We all remember how in 1994 Rwanda was in the deep of multiple existential threats. She hardly had any population. She had no institution or company, money, cultivated land, no economy at all. To outsiders, she had no hope of survival.

She’d been written off as a place capable of accommodating a viable state.

She was host to only a triumphant small group of liberators who’d plucked her out of the fangs of obliteration and now had their hands full, nursing a few survivors.

Besides, the liberators were calming a few Rwandans who’d escaped the dragnet of ex-FAR and Interahamwe forcing everybody to create a void. Another dragnet was a UN peacekeepers’ (UNAMIR) operation ring-fencing pockets of internally displaced persons (IDPs) camps that also lodged ex-FAR and Interahamwe. The peacekeepers seemed intent on scuttling any likely peace.

While the UNAMIR protected those pockets, there were hordes of foreign "Without Borders” charity organisations to cater to the IDPs’ wellbeing.
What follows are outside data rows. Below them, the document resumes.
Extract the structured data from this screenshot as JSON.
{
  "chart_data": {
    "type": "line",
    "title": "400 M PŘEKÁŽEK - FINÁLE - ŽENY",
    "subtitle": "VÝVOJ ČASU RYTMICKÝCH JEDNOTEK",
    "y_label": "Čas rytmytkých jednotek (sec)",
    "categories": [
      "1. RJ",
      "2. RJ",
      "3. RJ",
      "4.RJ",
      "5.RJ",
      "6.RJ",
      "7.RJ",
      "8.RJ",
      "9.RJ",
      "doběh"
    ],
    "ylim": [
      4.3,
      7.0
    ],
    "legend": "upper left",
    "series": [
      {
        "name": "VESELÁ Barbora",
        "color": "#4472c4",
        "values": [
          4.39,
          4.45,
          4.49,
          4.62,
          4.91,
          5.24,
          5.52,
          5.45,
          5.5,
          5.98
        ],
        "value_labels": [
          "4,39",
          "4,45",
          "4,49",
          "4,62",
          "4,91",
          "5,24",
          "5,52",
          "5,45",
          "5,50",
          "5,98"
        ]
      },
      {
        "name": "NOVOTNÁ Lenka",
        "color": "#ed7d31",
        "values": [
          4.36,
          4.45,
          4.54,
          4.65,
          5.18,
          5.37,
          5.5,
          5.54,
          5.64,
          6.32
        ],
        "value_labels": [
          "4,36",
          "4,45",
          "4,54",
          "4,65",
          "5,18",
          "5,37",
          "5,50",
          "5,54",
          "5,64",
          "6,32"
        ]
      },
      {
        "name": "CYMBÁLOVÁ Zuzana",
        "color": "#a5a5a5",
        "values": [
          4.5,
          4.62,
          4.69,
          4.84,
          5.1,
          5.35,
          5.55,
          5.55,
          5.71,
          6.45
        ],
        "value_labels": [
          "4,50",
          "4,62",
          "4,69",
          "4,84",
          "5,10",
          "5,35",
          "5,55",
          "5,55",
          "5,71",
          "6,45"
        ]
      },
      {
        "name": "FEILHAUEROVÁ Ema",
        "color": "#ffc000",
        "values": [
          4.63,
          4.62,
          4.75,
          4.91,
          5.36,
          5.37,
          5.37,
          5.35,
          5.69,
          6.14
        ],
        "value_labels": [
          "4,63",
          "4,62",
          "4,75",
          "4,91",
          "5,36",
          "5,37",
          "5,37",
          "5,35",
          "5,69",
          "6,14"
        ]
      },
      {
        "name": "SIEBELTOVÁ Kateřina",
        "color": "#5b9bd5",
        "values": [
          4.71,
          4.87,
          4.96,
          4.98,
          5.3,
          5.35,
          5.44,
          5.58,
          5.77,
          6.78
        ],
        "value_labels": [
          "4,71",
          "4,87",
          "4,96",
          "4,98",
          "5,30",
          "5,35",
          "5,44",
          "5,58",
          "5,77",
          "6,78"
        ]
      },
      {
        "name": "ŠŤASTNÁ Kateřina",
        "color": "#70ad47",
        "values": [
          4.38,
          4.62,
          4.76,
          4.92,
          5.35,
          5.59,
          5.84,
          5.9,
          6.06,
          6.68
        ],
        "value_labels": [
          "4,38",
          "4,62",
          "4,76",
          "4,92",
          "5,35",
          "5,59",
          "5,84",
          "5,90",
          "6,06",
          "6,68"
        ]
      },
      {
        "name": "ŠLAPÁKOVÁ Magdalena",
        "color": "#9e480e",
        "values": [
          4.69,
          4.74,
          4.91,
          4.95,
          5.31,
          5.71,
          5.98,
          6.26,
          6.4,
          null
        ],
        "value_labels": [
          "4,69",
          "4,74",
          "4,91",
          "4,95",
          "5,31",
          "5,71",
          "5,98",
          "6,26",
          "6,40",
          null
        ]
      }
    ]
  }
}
Rescuers Without Borders, Feeders Without Borders, Doctors Without Borders, Reporters Without Borders, the ‘borderless’ lot.
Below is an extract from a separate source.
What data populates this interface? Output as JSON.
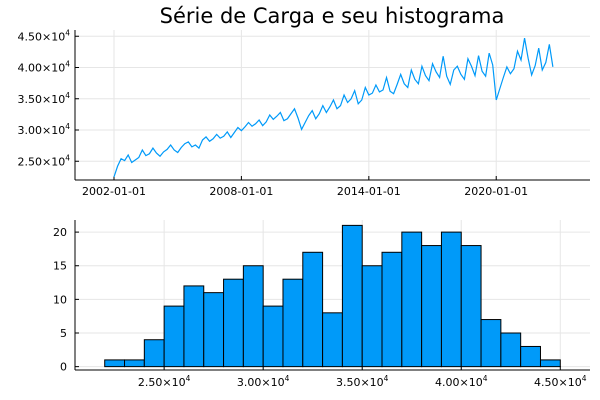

Meanwhile, refugees long denied citizenship were coming in droves, uncertain of what awaited them; they’d so avidly longed for the preciousness of being ‘stateful’ again. Yet even with those full hands, the liberators settled them as comfortably as possible.

Just across the border, in Zaïre (DRC today), camped a large garrison of heavily armed ex-FAR and Interahamwe, training recruits as they received more heavy weaponry from a superpower. These, in turn, ring-fenced an even bigger number of refugees, holding them hostage, to use as a human shield but also prevent them from returning home.

Charity organisations were at hand in even bigger numbers to ensure the fugitives lacked for nothing: food, clothing, tent shelter, all. In fact, manna from heaven (cargo planes) fell in such large quantities that it inadvertently crushed heads of those it was destined for.

As this went on, the génocidaire-forces mounted incursions into Rwanda, as well as areas around the IDPs camps for those inside them, to resume their annihilation campaign.

What they hadn’t counted for was that the liberators were not ones for winking.

First, they cut through IDP-camps ring-fences, scattering the belligerents and freeing the IDPs to return home and resume their occupations. The charity organisations trooped to their counterparts in Zaïre.

But before all the organisations could say "Zaïre”, the liberators had dismantled the garrison there, scattering all génocidaires to liberate the refugees and set them on a homebound journey.

All Rwandans were now home. Not the hardliner génocidaires, though, who went roaming the earth, unlike their partners-in-crime who’d accepted responsibility and awaited courts’ judgement.  

And now started the true process of liberation.

It’s a gamut of a process that’s still ongoing. To serve the vision of those liberators, now infused into all Rwandans, will take a long time and a pooling of all energies.

But let’s not jump the gun. By the time of the IDPs camps' dismantling, a state and its governance had been put in place, working with partners and genuinely development-focused organisations to kick-start the economy. Institutions and companies were astir and citizens worked the land.

The Gacaca community court system was clearing thousands of genocide cases and re-establishing unity and reconciliation among victims and perpetrators. From unhygienic Nyakatsi habitation to hard roofs and walls, then to today’s expanding model villages that mean modern housing for the poor. From malnutrition to the Girinka programme that has meant a balanced diet for poor families. 

Today we are talking good governance and quality institutions; social reforms that have meant improved equity; gender balance that turns the world’s heads. Competitive and effective banking sector; macro-economic stability; openness to domestic and foreign firms; a good business environment that has led to trade and investment opportunities; good transport and telecommunication infrastructure. Dedicated management of the environment.

Now we are talking sense, a far cry from the extermination nonsense evil forces willed on us then. It has all come about thanks to the steel will of our liberators who dared force the moment in 1994.

But no, says Ingabire Victoire in The Elephant, a little-known but respected Kenyan online magazine. It’s a platform that produces quality investigations and analyses. Beats me how Ingabire manages to side-blind it with her abusive outbursts there, shooting down all these good efforts by Rwanda with the usual western-media recycled conjectures.

Rwanda is poor, says she, yet the government is ready to accommodate asylum seekers from the UK. She forgets those already here from Libya and Afghanistan. She forgets, too, that the country goes out to liberate those facing terrorism in other countries, without soliciting a dime.

"I should recommend that charity start at home,” says she. Ingabire, this liberation drive whose head you’ve failed to cut with all your terrorist-formations’ attempts all this time is charity in its best form.

Did we mention the spread of health facilities countrywide? Recently she failed to contain herself and showered praises after prompt service for her sick kin!

Rwandans’ steel will to liberate those in distress will not go away, lady. So, to quote a sportsman, you’d better "kneel to the steel” of this governance’s will.